Внутри сруба лиственничная колода-гроб, сохранившаяся довольно хорошо, в которой похоронена женщина, обращенная головою на юго-запад, лицом вверх.
В виду начавшегося ненастья колоду пришлось перевезти в г. Якутск, где она оставалась нераскрытою до 15 марта 1926 г., когда вместе со всем имуществом музея перевезена во вновь отведенное здание, и через два дня была открыта крышка колоды, произведены фотографические снимки и детальное описание.
Длина колоды 207 см, в обхвате — 162 см (рис. 13). Сделана она из ствола лиственницы, причем на торце заметна насеченная линия, по которой, очевидно, предполагалось произвести раскол, однако последний в действительности не везде совпал с этою линиею. По хорошо видным слоям на торце можно было установить, что дерево было срублено в возрасте более 200 лет.
Руки покойницы вытянуты вдоль туловища, причем кисти их покоятся на нижней части живота. Под головой вместо подушки — пестрая шкура бело-рыжего телка. На голове шапка-капор (рис. 15), край которой, обрамляющий лицо, сшит из меха росомахи, сама же шапка — из лап красной лисицы. С передней части на шапке, сразу же за полосой росомашьего меха, нашита круглая, тонкая серебряная пластинка до 5 см в диаметре.
Лицо покойницы закрыто каким-то мехом волосами наружу; он походит на мех из лап красной лисицы. При попытке снять мех с лица обнаружено, что края его крепко пришиты к шапке, поэтому снять его удалось, только распоров шов, шедший вокруг всего лица до самой шеи.
Начиная от плеч, до ступеней ног покойница завернута в шкуру лошади волосами наружу. Судя по сохранившейся на шкуре гриве, длина волос которой не превышает 18 см, можно заключить, что лошадь была не моложе одного года и не старше двух лет.

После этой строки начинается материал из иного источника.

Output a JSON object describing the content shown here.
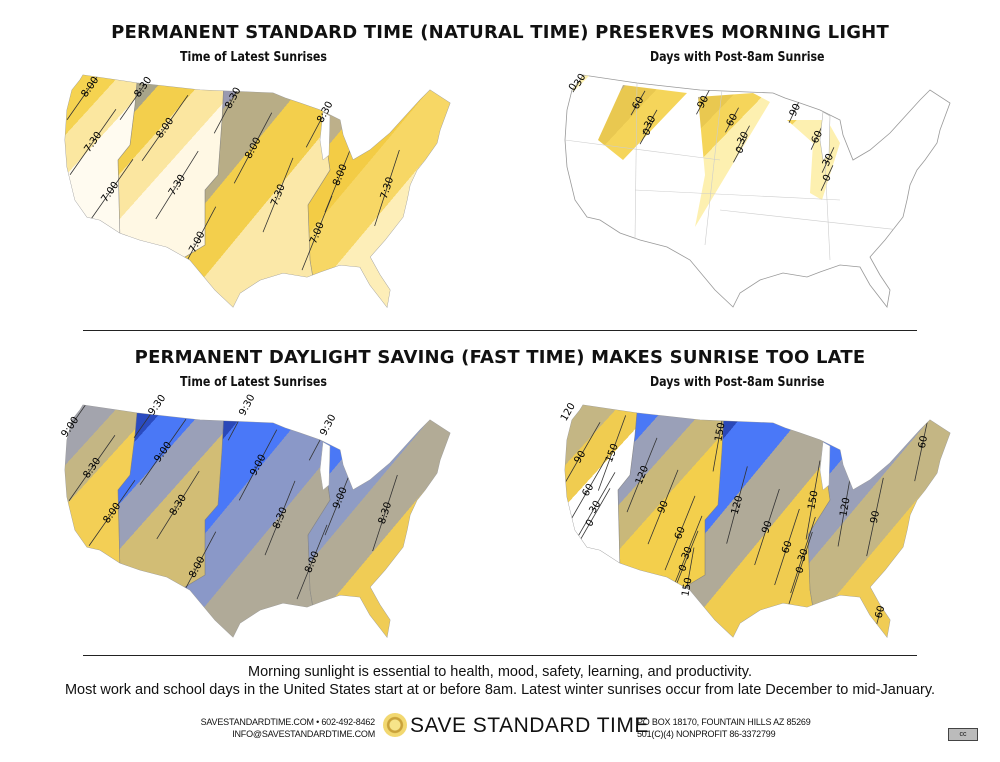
{
  "top_section": {
    "title": "PERMANENT STANDARD TIME (NATURAL TIME) PRESERVES MORNING LIGHT",
    "left_subtitle": "Time of Latest Sunrises",
    "right_subtitle": "Days with Post-8am Sunrise"
  },
  "bottom_section": {
    "title": "PERMANENT DAYLIGHT SAVING (FAST TIME) MAKES SUNRISE TOO LATE",
    "left_subtitle": "Time of Latest Sunrises",
    "right_subtitle": "Days with Post-8am Sunrise"
  },
  "maps": [
    {
      "name": "standard-time-latest-sunrise",
      "labels": [
        "8:00",
        "8:30",
        "7:30",
        "8:00",
        "7:00",
        "7:30",
        "8:30",
        "8:00",
        "7:00",
        "7:30",
        "8:30",
        "8:00",
        "7:00",
        "7:30"
      ],
      "zone_colors": [
        [
          "#b9ae8a",
          "#d8c070",
          "#f5d350",
          "#fbe7a0",
          "#fffbf0"
        ],
        [
          "#8d96bd",
          "#a8a48a",
          "#f3cf4c",
          "#fbe6a0",
          "#fff8e4"
        ],
        [
          "#6d86ea",
          "#9a9ab0",
          "#b8ad86",
          "#f3cf4c",
          "#fbe8a8"
        ],
        [
          "#9c9ca6",
          "#bdb08a",
          "#f3cc45",
          "#f7d765",
          "#fdeeb8"
        ]
      ]
    },
    {
      "name": "standard-time-days-post-8am",
      "labels": [
        "30",
        "0",
        "60",
        "30",
        "0",
        "90",
        "60",
        "30",
        "0",
        "90",
        "60",
        "30",
        "0"
      ],
      "zone_colors": [
        [
          "#9aa0b8",
          "#bcb08a",
          "#e9c850",
          "#f5d55a",
          "#fdf0b0"
        ]
      ]
    },
    {
      "name": "daylight-time-latest-sunrise",
      "labels": [
        "9:00",
        "9:30",
        "8:30",
        "9:00",
        "8:00",
        "8:30",
        "9:30",
        "9:00",
        "8:00",
        "8:30",
        "9:30",
        "9:00",
        "8:00",
        "8:30"
      ],
      "zone_colors": [
        [
          "#4a78f2",
          "#7f92d0",
          "#a3a4ad",
          "#c4b684",
          "#f3cf55"
        ],
        [
          "#1c2f78",
          "#2a4bc0",
          "#4a78f6",
          "#9aa0b8",
          "#d2bd75"
        ],
        [
          "#0e1c50",
          "#2a48b8",
          "#4a78f8",
          "#8a98c8",
          "#b0aa98"
        ],
        [
          "#2444b0",
          "#4a78f6",
          "#8f9cc4",
          "#b2ab96",
          "#f0cc55"
        ]
      ]
    },
    {
      "name": "daylight-time-days-post-8am",
      "labels": [
        "120",
        "90",
        "150",
        "60",
        "30",
        "0",
        "120",
        "150",
        "90",
        "60",
        "30",
        "0",
        "150",
        "120",
        "90",
        "60",
        "30",
        "0",
        "150",
        "120",
        "90",
        "60",
        "60"
      ],
      "zone_colors": [
        [
          "#4a78f2",
          "#9aa0b8",
          "#c4b684",
          "#f0cc50",
          "#ffffff"
        ],
        [
          "#1c2f78",
          "#4a78f6",
          "#9aa0b8",
          "#c9b87a",
          "#f3cf4c"
        ],
        [
          "#0e1c50",
          "#2a48b8",
          "#4a78f8",
          "#b0aa98",
          "#f0cc50"
        ],
        [
          "#1c2f78",
          "#4a78f6",
          "#9aa0b8",
          "#c4b684",
          "#f0cc55"
        ]
      ]
    }
  ],
  "footer": {
    "line1": "Morning sunlight is essential to health, mood, safety, learning, and productivity.",
    "line2": "Most work and school days in the United States start at or before 8am. Latest winter sunrises occur from late December to mid-January.",
    "contact_web_phone": "SAVESTANDARDTIME.COM • 602-492-8462",
    "contact_email": "INFO@SAVESTANDARDTIME.COM",
    "brand": "SAVE STANDARD TIME",
    "address": "PO BOX 18170, FOUNTAIN HILLS AZ 85269",
    "nonprofit": "501(C)(4) NONPROFIT 86-3372799",
    "license_badge": "cc"
  }
}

На шее покойницы надет массивный как бы витой металлический обруч (рис. 14), окислившийся настолько, что у концов его, т. е. в более тонких местах, окись проникла на всю толщину. Окись яркозеленого цвета, что указывает на то, что обруч был сделан из меди или бронзы. Обруч сходен с изображением на рис. 10, 5.

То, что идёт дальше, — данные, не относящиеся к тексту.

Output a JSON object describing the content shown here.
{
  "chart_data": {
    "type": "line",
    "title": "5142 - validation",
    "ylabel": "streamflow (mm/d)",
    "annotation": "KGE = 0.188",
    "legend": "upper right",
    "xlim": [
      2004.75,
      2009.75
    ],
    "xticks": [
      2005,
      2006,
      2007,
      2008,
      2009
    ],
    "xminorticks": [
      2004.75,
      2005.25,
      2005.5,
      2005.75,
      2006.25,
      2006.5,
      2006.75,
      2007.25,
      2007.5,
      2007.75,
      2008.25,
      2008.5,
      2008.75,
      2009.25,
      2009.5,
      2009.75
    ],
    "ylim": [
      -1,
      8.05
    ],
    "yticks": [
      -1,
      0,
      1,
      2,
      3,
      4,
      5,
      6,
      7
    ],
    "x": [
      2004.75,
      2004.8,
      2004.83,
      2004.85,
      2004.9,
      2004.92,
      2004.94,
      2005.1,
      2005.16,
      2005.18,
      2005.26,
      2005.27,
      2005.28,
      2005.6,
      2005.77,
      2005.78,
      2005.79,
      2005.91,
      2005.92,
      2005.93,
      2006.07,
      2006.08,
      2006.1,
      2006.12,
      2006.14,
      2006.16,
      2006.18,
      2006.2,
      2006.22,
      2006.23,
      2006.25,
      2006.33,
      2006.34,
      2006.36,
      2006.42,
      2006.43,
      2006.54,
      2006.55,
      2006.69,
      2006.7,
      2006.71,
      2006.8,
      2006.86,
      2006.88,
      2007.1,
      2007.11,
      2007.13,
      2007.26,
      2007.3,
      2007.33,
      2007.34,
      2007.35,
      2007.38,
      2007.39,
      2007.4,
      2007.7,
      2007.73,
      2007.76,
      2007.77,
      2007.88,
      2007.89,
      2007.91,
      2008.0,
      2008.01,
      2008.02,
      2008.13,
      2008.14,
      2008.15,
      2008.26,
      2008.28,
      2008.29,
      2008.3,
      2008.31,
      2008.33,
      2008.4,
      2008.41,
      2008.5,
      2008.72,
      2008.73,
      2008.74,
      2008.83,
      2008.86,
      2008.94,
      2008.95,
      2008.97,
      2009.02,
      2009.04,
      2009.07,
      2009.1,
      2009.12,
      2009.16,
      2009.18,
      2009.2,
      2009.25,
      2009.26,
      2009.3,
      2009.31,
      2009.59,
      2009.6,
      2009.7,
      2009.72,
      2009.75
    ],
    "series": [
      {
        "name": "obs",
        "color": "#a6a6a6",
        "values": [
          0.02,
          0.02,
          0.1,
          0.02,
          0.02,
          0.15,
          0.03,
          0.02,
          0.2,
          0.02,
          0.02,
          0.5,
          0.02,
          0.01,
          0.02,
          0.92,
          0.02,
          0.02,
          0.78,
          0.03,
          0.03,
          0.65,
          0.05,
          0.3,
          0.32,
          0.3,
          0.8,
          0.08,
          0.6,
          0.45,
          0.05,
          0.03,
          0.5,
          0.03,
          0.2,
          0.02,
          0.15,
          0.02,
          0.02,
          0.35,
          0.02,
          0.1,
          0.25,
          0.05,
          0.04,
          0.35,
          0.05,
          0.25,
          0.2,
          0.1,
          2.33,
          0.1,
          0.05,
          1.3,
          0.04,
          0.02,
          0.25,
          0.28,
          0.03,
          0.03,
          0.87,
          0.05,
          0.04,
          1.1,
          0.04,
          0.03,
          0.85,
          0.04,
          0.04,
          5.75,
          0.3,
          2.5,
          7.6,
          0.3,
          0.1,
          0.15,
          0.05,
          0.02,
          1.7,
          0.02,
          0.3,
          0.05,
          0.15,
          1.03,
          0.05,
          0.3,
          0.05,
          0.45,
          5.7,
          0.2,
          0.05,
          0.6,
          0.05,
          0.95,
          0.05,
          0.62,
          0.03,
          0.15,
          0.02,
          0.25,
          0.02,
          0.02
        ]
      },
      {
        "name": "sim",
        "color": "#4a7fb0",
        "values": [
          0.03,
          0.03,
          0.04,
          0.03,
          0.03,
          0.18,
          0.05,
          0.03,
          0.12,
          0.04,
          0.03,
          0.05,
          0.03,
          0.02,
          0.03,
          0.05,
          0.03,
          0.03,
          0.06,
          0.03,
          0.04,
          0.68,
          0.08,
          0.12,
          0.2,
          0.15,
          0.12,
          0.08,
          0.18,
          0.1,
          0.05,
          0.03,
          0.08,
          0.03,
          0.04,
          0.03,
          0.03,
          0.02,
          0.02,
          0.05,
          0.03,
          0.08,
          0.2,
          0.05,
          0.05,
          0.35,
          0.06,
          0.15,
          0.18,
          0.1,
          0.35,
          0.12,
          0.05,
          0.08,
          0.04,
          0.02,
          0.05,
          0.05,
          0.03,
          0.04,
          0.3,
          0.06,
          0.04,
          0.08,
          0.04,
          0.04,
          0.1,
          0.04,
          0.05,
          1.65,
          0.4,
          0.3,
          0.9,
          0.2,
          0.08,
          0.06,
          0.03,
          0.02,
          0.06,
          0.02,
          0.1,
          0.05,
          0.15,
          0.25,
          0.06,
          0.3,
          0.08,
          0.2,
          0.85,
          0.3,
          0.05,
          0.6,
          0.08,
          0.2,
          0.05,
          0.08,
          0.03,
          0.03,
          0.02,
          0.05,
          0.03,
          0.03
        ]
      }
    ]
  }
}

На покойнице надета ровдужная одежда длиною на 9—10 см ниже колен, опушенная по рукавам, полам и подолу мехами разных цветов и с меховыми же нашивками вокруг верхней части рукава.
Подол этой одежды, как было сказано, обрамлен меховой опушкой. Общая ширина опушки 30½ см. Начиная снизу, 3½ см занимают полоски, из которых самая нижняя белого меха, средняя темного и верхняя белого. Выше идет полоса темного меха, шириною в 27 см. Судя по длине волос, их цвету, форме и толщине, можно с уверенностью сказать, что как темный, так и белый мех изготовлены из шкуры оленя и именно из части, содранной с голеней упомянутого животного.

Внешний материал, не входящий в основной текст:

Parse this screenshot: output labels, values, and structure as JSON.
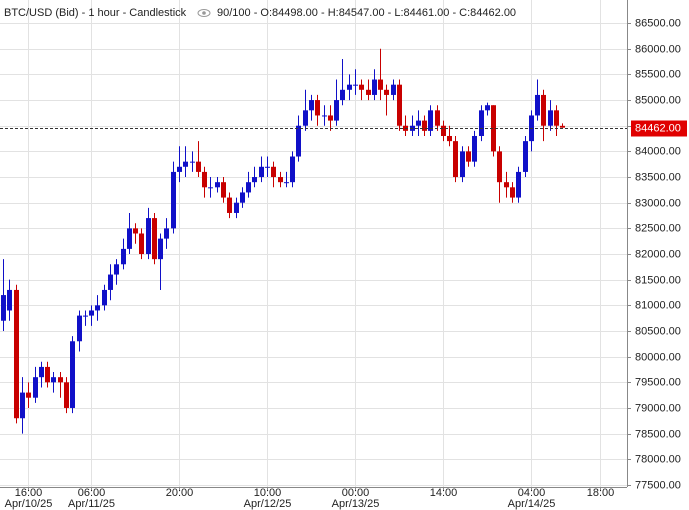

Описанная опушка тянется вокруг всего подола и затем спереди под прямым углом поднимается вверх, обрамляя полы одежды со стороны переднего разреза от самого низа до выреза для шеи. Порядок расположения мехов у этой опушки тот же, что и на подоле, с той только разницей, что здесь ширина последней темной полосы не 27 см, а только 4½—5 см; кроме того, крайние (цветные) полосы выделяются несколько резче, так как шерсть на них несколько короче, чем на подоле.
Как упоминалось выше, описываемая одежда имеет спереди во всю длину разрез до шеи и застегивается десятью ровдужными ремешками — вязками, пришитыми к полам попарно друг против друга, причем правая пола помещается сверху левой.
При попытке распахнуть полы одежды обнаруживается, что, начиная от шейного выреза до самого низа, они, кроме скрепления вязками, крепко сшиты одна с другою жильными нитками; отверстия на нижних концах обоих рукавов тоже наглухо зашиты; таким образом кисти рук покойницы не высовываются из рукавов.
Это зашивание указывает, насколько сильно была развита боязнь покойников у якутов. Всеми мерами они старались обезопасить себя на случай, если покойник или покойница вздумали бы вредить оставшимся в живых. И действительно, если бы подобным образом одеть живого человека, то он оказался бы в самом беспомощном положении, так как, ничего не видя (лицо зашито мехом), плохо владел бы руками, зашитыми в рукава, и в то же время без посторонней помощи не смог бы избавиться от подобной одежды, зашитой спереди. Мне приходилось иметь дело с такими погребениями, где даже надмогильное сооружение устраивалось таким образом, что крышка надмогильного сруба закреплялась поперечными брусьями, концы которых пропускались через отверстия, проделанные в столбиках, вкопанных по бокам могилы [8].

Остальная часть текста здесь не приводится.